The Best Leadership Advice: Forget the Golden Rule

Forget the Golden Rule. That's the best leadership advice, if you want to increase engagement in employees and volunteers. 

"What?  You'r ea pastor! You can't tell people that!" I know you’re thinking that. It's okay. 


In the workplace, I think we can do one better than practice the Golden Rule...not actually forget it.

Here’s what I mean:

Today, I dropped off my kids at school and my Kindergartner’s teacher handed me a “thank you” for volunteering this semester. What did she hand me as a thank you? You guessed it: meatballs. Let me be more specific: a meatball sandwich.

“So what?” you ask.

She understands the Platinum Rule from Ty Bennett’s “The Power of Influence” and the concepts taught in Gary Chapman’s “The 5 Love Languages of Appreciation in the Workplace.”
If you want to reward and thank your volunteers, employees and those you lead, you got to thank them the platinum way.

According to Ty Bennett,The Platinum Rule goes beyond the golden rule. The golden rule is to treat others as you’d like to be treated. That’s absolutely great advice. It means treating people with respect and dignity and kindness, etc. But The Platinum Rule goes beyond that. It’s about appreciation, love, and reward. The Platinum Rule is to “treat other people the way they want to be treated.”  

In my words, reward people as they want to be rewarded.

This is exactly what Chapman gets at with his book on workplace appreciation.

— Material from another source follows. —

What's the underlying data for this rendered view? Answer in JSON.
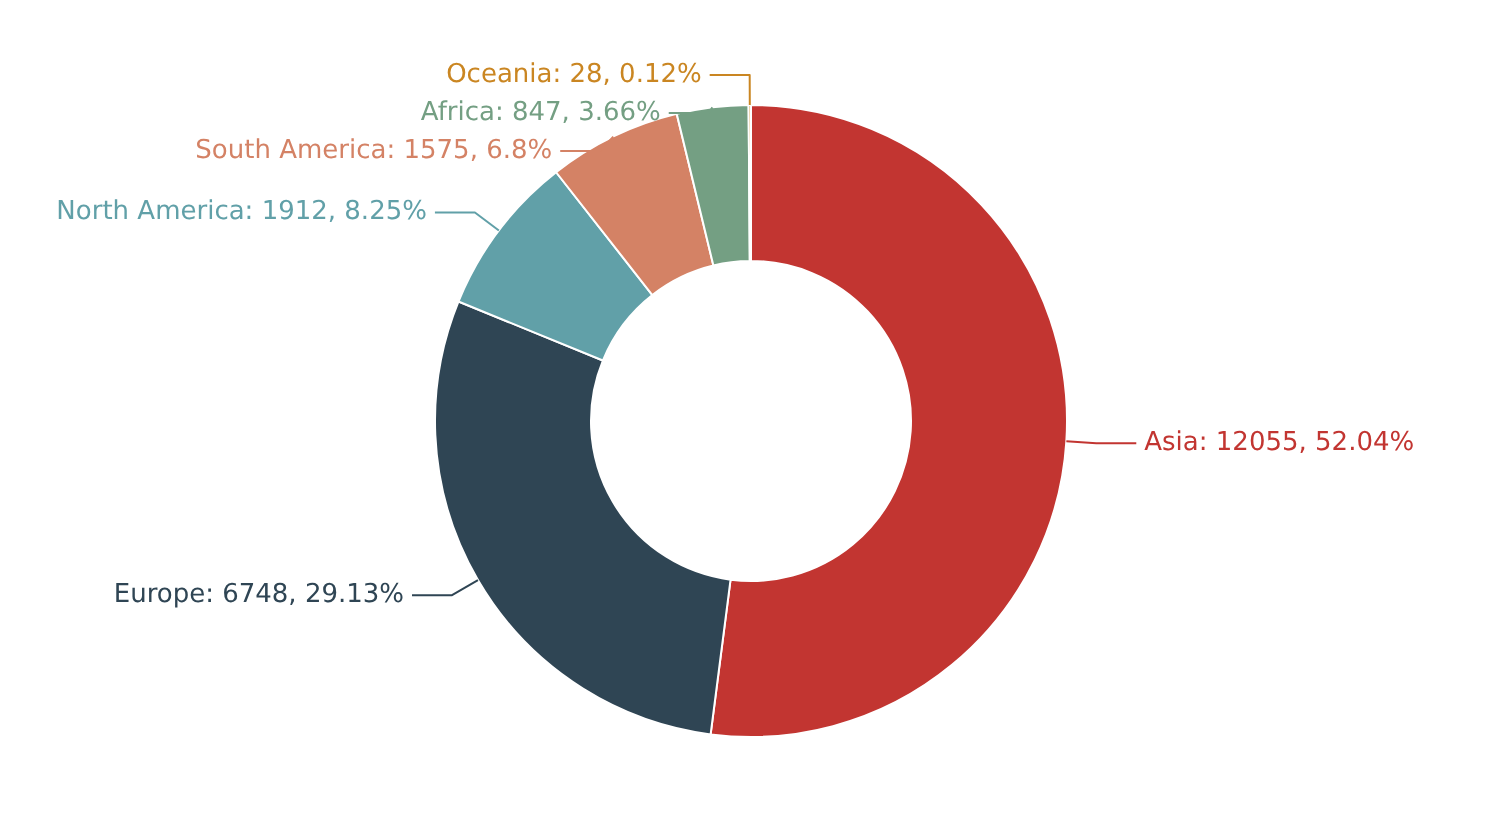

In Chapman’s flagship book, he recognized people show love and want to receive love in 5 ways: words of affirmation, physical touch, quality time, gifts, and acts of service.  We all primarily feel loved when we receive a couple of these actions. The same is true for those you lead.

Here’s how meatballs came about. I’ve been serving in Kindergarten for two years. When my middle son was in this class, the teacher made a dessert to give to her volunteers. I think I took the desert and said, “Thanks. I’m not really into deserts. Give me savory anytime.” (And I wasn’t rude in my delivery, merely conversational and humorous…I hope).

The next time she wanted to thank her volunteers, she handed me a paper sack and inside was a meatball sandwich. She lived out the platinum rule and though I don’t expect a thank you for volunteering, I’m always ecstatic to receive that savory sandwich. Today was that day.

If you want to have an engaged group of people, practice the Platinum Rule. Learn what motivates them. Learn what fills their appreciation tanks. How? Ask! Ask them what way(s) would they want to know they're appreciated? If it’s a gift, ask “What kind of gift? A meatball sandwich?” If it’s a word of encouragement, as “do you like a private spoken word? A note? Do you like public recognition?” Ask the question and then do it.

John Maxwell said this about leading people, “I am more successful when I:
    Listen well enough to lead through their eyes.
    Relate well enough to communicate with their hearts.
    Work well enough to place tools in their hands.
    Think well enough to challenge and expand their minds.”

If you want engaged people, forget the Golden Rule. Practice The Platinum Rule. Reward them in a way they want to be rewarded and watch the results.